It's baby time! Almost....


Well this pregnancy is coming to a close and I couldn’t be more anxious! Today I am 36 weeks, 5 days. I officially have a c section scheduled for the 22nd. I have 4 more shifts at work. My leave of absence paperwork is turned in. I have pretty much bought everything we need (and more).

This has been my most difficult pregnancy, and that’s saying something because the boys were no walk in the park! I’ve been more sick, and I still gag and throw up occasionally. Which typically causes blood vessels in my face to burst so I get a nice red freckled look for the rest of the day. My weight gain is about where it was with the boys (45-50 lb). I was anticipating a lot more so I’m actually happy about that.
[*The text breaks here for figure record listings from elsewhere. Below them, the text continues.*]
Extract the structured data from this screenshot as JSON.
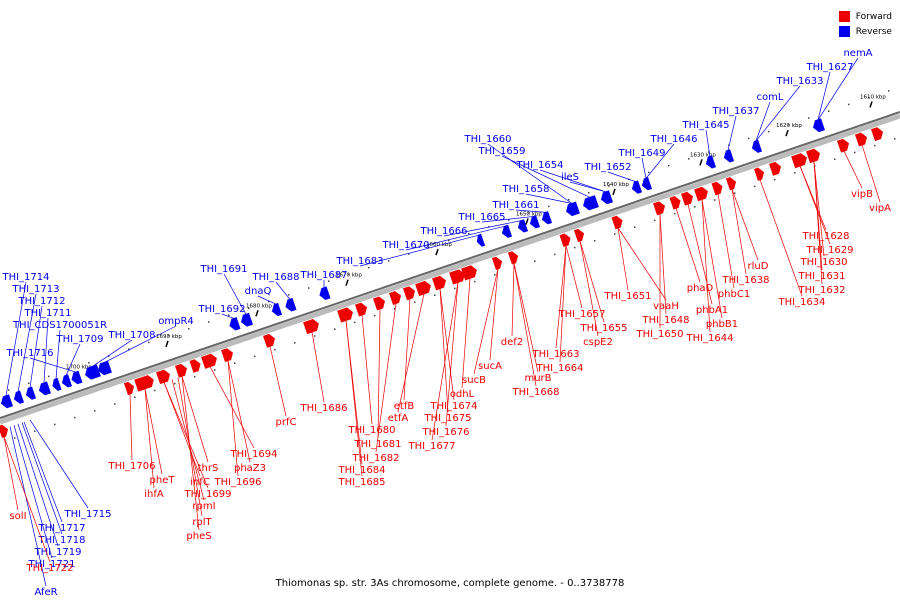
{
  "legend": {
    "forward_label": "Forward",
    "reverse_label": "Reverse",
    "forward_color": "#ee0000",
    "reverse_color": "#0000ee"
  },
  "caption": "Thiomonas sp. str. 3As chromosome, complete genome. - 0..3738778",
  "ticks": [
    "1700 kbp",
    "1690 kbp",
    "1680 kbp",
    "1670 kbp",
    "1660 kbp",
    "1650 kbp",
    "1640 kbp",
    "1630 kbp",
    "1620 kbp",
    "1610 kbp"
  ],
  "reverse_genes": [
    "THI_1714",
    "THI_1713",
    "THI_1712",
    "THI_1711",
    "THI_CDS1700051R",
    "THI_1709",
    "THI_1716",
    "THI_1708",
    "ompR4",
    "THI_1692",
    "THI_1691",
    "dnaQ",
    "THI_1688",
    "THI_1687",
    "THI_1683",
    "THI_1670",
    "THI_1666",
    "THI_1665",
    "THI_1661",
    "THI_1658",
    "THI_1660",
    "THI_1659",
    "THI_1654",
    "ileS",
    "THI_1652",
    "THI_1649",
    "THI_1646",
    "THI_1645",
    "THI_1637",
    "comL",
    "THI_1633",
    "THI_1627",
    "nemA",
    "THI_1715",
    "THI_1717",
    "THI_1718",
    "THI_1719",
    "THI_1721",
    "AfeR"
  ],
  "forward_genes": [
    "solI",
    "THI_1722",
    "THI_1706",
    "pheT",
    "ihfA",
    "infC",
    "thrS",
    "THI_1699",
    "rpmI",
    "rplT",
    "pheS",
    "THI_1694",
    "phaZ3",
    "THI_1696",
    "prfC",
    "THI_1686",
    "THI_1684",
    "THI_1685",
    "THI_1680",
    "THI_1681",
    "THI_1682",
    "etfB",
    "etfA",
    "THI_1674",
    "THI_1675",
    "THI_1676",
    "THI_1677",
    "odhL",
    "sucB",
    "sucA",
    "def2",
    "THI_1663",
    "THI_1664",
    "murB",
    "THI_1668",
    "THI_1657",
    "THI_1655",
    "cspE2",
    "THI_1651",
    "vaaH",
    "THI_1648",
    "THI_1650",
    "phaD",
    "phbA1",
    "phbB1",
    "THI_1644",
    "phbC1",
    "rluD",
    "THI_1638",
    "THI_1634",
    "THI_1628",
    "THI_1629",
    "THI_1630",
    "THI_1631",
    "THI_1632",
    "vipB",
    "vipA"
  ]
}
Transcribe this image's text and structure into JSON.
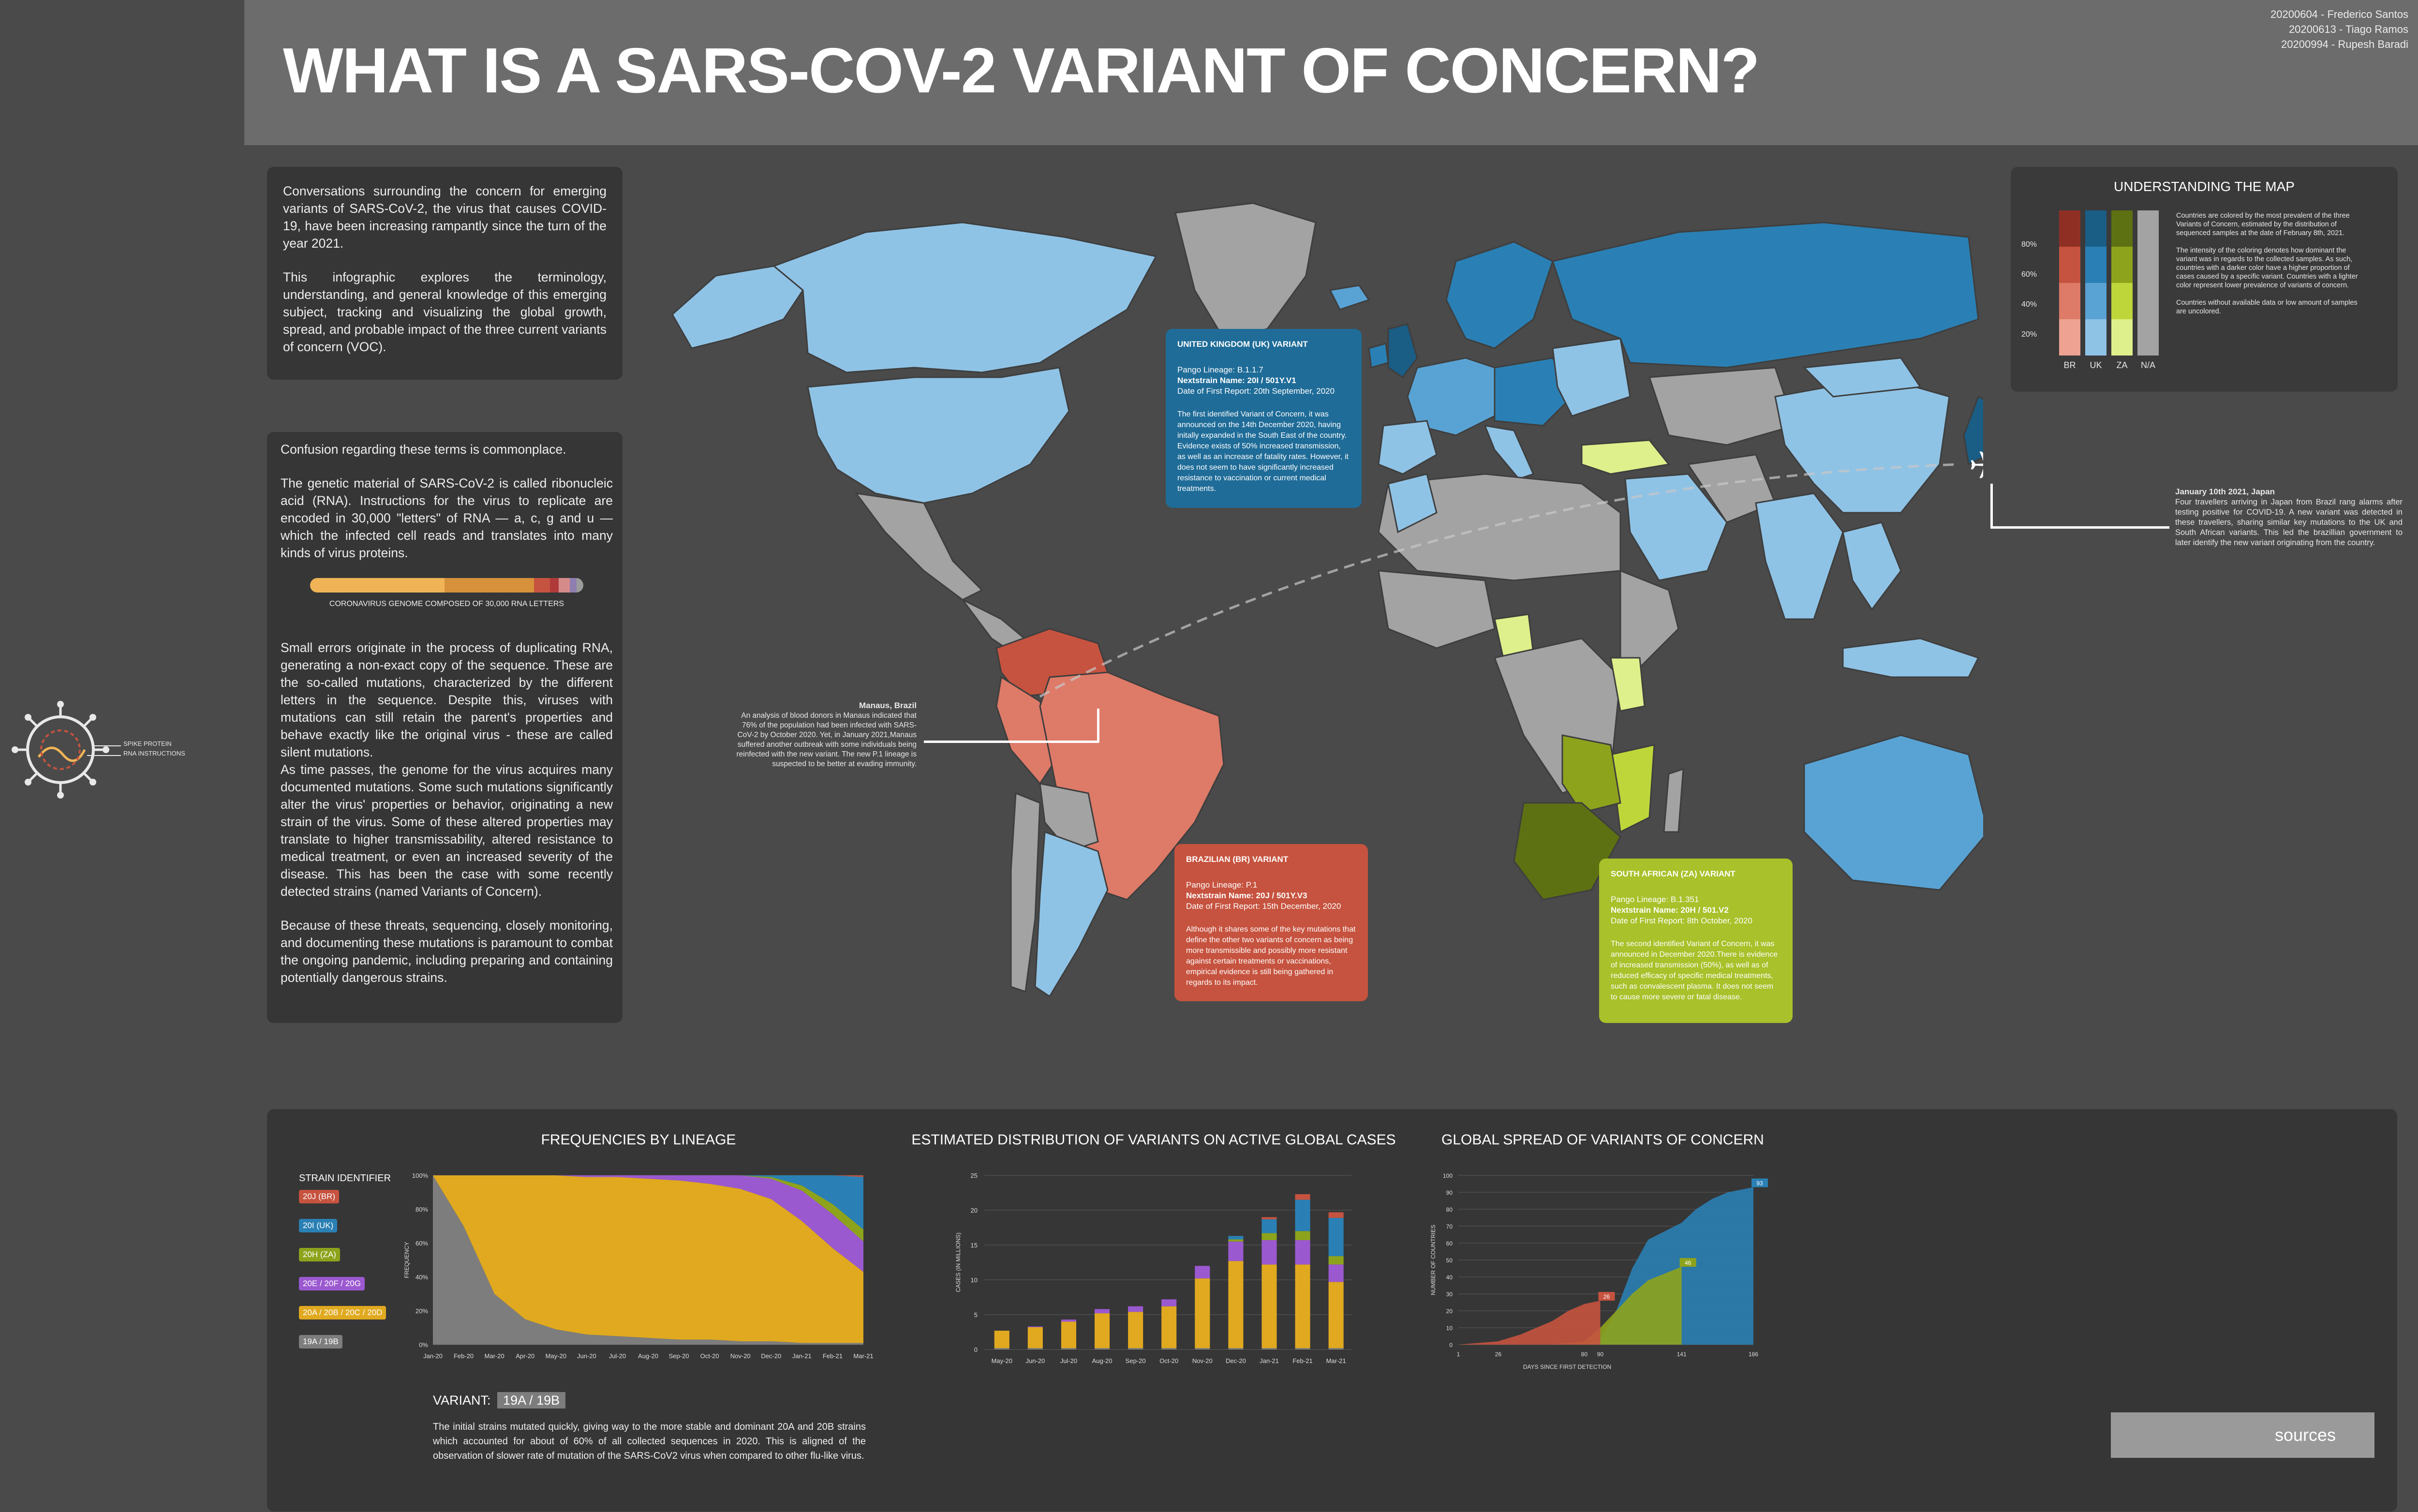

I have been way more active this pregnancy, thanks to having 2 crazy boys, having a stressful job, and wearing a fitbit. I’m carrying this one much lower than the boys. Also, she’s now “dropped” so it’s even worse.

So, when I went into the doctor for my normal check up, my blood pressure was high. So I gave a urine sample and of course, there was protein in it. So now we’ve started the work up for preeclampsia. It doesn’t surprise me too much, my hands and feet are typically sore from swelling, and I’m exhausted. The doctor decided to “let it slide” because I have a way to check my blood pressure at home. So far it’s been acceptable. I guess we will see what my appointment next week brings. Part of me just wants to have this baby but my parents and inlaws will all be out of town next week so that makes me nervous. I’m hoping we can hold off til the 13th when people are back home to help with the boys.

So, for now, I’m basically on bed rest and wishing for time to go by faster. But really I’m just hoping for a healthy baby, however things work out.